Among other cases, Japan, Iraq and Serbia too were pacified only after defeats and regime changes effected by the West. The US and Moscow became less hostile, again only after a regime change in Moscow, forced in its case by economic and state collapse. Such collapse is unlikely here. But parallels-wise Pakistan faces more endemic economic woes. Jordan and Egypt made peace with Israel but under unelected regimes seeking US favours to survive. Again, it is Pakistan which has often had unelected regimes seeking US favours to survive but they too haven’t bent much on Kashmir.
So globally, it is not the wisdom of great leaders but forced regime change in one state which has mainly made foes become friends or at least less hostile. Other causes are economic growth, US alliance and internal conflict. But on most such factors, it is Pakistan which is weaker. Still, its relative weakness will not force it to eschew Kashmir. However, nor will India’s growing strength entice it to eschew it either, unlike Ethiopia. This creates a clear stalemate on a permanent solution.
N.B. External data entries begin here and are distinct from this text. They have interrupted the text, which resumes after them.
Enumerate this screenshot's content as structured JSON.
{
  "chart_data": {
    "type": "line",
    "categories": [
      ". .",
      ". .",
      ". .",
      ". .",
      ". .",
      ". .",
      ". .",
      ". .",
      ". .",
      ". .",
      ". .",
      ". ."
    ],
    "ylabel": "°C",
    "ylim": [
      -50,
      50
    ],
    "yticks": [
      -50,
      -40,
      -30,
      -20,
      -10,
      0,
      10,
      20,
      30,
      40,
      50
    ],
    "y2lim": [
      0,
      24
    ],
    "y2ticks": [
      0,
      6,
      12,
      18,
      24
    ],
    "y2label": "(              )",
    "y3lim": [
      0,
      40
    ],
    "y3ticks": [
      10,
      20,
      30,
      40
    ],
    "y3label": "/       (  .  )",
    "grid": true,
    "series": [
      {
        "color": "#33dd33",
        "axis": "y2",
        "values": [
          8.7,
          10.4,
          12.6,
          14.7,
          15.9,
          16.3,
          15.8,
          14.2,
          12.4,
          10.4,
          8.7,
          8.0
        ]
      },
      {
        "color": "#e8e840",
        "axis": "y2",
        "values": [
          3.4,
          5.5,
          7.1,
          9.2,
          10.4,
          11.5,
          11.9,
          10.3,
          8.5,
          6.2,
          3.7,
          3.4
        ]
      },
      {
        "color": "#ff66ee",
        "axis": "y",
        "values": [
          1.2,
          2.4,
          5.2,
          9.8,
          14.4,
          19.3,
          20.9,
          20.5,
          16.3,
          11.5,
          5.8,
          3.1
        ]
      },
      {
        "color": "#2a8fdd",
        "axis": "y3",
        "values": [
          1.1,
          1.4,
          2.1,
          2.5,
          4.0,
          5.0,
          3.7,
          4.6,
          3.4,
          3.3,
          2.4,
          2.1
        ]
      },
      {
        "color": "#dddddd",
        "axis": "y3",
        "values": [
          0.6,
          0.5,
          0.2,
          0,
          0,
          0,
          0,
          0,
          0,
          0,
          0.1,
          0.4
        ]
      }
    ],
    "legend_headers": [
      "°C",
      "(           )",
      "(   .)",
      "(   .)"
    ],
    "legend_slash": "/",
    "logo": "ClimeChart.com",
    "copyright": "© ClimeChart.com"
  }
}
That leaves the China tactical model as the only one worth invoking, however alien and shocking the idea of ignoring territorial issues for economic progress may seem to fossilised hawkish minds. If both states demilitarise their conflict and reach an interim solution on Kashmir to focus on economic ties and growth, amity could reach South Asian shores too.
The writer is a Senior Fellow with UC Berkeley and heads INSPIRING Pakistan, a progressive policy unit.